Munandar, dengan tangan terikat naik ke atas truk dengan
sekitar100-an orang. Ada yang dikenalnya, ada juga yang tidak. semuanya dengan
wajah yang "resah" tetap bertanya-tanya tentang apa yang terjadi.
Mereka semua dibawa ke arah Purwokerto. Anehnya, dibawa ke daerah alas roban
yang waktu masih banyak di daerah selatan Jawa Tengah.
"Kami semua dengan tangan terikat, dibawa ke hutan di daerah Purwokerto. Kita tidak tahu apa yang akan dilakukan tentara-tentara itu, pokoknya pasrah saja!" terang Munandar suatu ketika.
Rupanya slogan 3B
[Bui, Buang, Bunuh] yang berlaku di kalangan politisi waktu itu, masih terasa
di dada.
"Kami tidak takut, karena inilah resiko perjuangan!"
___
Satu persatu tawan politik itu, diturunkan di sebuah hutan
yang lebat dan jauh dari kehidupan. Beberapa tentara tampak mengokang
senjatanya. Sebagian lagi sibuk mengingat jempol ketemu jempol. Konon, itu
sebagai tanda, tawanan itu harus dilenyapkan. Benarkah?
BENAR! Satu persatu dipanggil dan disuruh berjalan ke arah
dalam hutan. Dan kemudian, DOOR! [bangsat!], satu persatu tawanan itu roboh
dengan darah menetes dari punggung atau kepala bagian belakang. Mereka ditembak
dari belakang. Setelah terjungkal, mereka dibiarkan menumpuk.
Ada sekitar 50-an orang yang sudah ditembak mati oleh
tentara-tentara yang anehnya, menurut Munandar, masih bisa tertawa meski
kemudian menampar dengan popor, ketika ditanya alasan tawanan itu ditembak
mati. "Pokoknya sampeyan harus mati! Ini perintah!" Perintah? dari
siapa? Mengapa harus ke hutan?
Ya, perintah dari siapa? Sampai sekarang tidak pernah ada
kejelasan, perintah siapa untuk membunuh orang-orang yang dianggap PKI dan
memang PKI itu.
Munandar [sebenarnya namanya Ngoenandar], berdetak keras
ketika namanya dipanggil oleh tentara yang memegang senjata.

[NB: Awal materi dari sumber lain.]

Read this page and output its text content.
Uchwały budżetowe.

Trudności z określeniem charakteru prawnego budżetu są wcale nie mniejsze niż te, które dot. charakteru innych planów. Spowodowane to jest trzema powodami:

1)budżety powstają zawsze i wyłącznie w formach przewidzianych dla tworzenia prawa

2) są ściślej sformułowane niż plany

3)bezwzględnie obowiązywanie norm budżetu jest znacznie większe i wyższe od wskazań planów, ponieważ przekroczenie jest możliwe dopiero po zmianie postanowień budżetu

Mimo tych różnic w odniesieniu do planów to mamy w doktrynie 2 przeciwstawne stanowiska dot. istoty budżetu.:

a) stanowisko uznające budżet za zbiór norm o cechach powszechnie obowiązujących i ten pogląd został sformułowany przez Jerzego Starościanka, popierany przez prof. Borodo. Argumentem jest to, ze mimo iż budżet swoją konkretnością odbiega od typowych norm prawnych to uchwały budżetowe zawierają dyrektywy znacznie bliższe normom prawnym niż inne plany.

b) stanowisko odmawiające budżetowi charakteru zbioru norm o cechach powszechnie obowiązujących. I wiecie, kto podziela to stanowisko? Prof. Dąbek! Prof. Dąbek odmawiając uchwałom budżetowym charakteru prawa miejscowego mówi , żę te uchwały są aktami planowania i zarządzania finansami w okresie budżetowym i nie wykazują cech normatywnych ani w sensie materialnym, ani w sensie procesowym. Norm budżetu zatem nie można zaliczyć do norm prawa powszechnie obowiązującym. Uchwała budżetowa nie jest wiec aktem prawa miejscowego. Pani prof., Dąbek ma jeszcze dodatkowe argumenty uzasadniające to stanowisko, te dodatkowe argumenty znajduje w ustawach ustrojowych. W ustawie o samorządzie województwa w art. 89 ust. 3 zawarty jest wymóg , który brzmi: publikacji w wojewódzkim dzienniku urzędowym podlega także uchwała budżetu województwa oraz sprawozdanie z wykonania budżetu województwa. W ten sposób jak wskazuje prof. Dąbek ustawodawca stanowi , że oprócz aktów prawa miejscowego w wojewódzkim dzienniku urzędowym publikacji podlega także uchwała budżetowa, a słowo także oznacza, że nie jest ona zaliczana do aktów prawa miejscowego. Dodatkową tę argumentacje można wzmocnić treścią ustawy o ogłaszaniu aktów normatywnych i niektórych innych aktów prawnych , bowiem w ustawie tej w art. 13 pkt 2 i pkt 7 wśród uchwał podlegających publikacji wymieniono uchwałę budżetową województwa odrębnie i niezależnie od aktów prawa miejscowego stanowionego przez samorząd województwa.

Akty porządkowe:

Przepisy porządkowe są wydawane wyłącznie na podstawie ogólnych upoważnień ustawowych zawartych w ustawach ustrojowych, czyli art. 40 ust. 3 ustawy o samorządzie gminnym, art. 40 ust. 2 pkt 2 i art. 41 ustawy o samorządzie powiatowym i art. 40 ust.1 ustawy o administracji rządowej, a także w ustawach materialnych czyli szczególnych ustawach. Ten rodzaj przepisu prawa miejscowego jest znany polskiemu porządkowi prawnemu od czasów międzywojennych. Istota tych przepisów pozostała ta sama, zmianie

"Ayo, kowe mlaku mrene!" [Ayo, kamu jalan kesini --jawa] perintahnya dengan kasar. Sebelumnya Munandar harus menahan gemuruh, ketika satu-persatu teman dan orang-orang yang bersamanya, tewas di depan matanya!
Kedua jempolnya diikat erat. Turun dari truk perlahan, tapi
terpaksa cepat lantaran dipopor punggungnya. Beberapa barisan di depannya,
sudah ditembak. Dan lagi-lagi ditumpuk begitu saja seperti "bangkai".
Satu barisan lagi, Munandar akan dapat giliran ditembak.
Tapi tiba-tiba, tentara yang kasar itu menerima perintah lewat radio.
Samar-samar Munandar mendengar, eksekusi dihentikan dan semua tahanan harus
segera dibawa ke Pulau Nusakambangan.
___
Di Nusakambangan, Munandar ditempatkan di daerah Permisan
dengan nomor registrasi penjara 4493. Di Pulau yang tahun 65-an masih benar-benar
hutan lebar ini, Munandar mendengar banyak kisah pilu yang mengejutkannya.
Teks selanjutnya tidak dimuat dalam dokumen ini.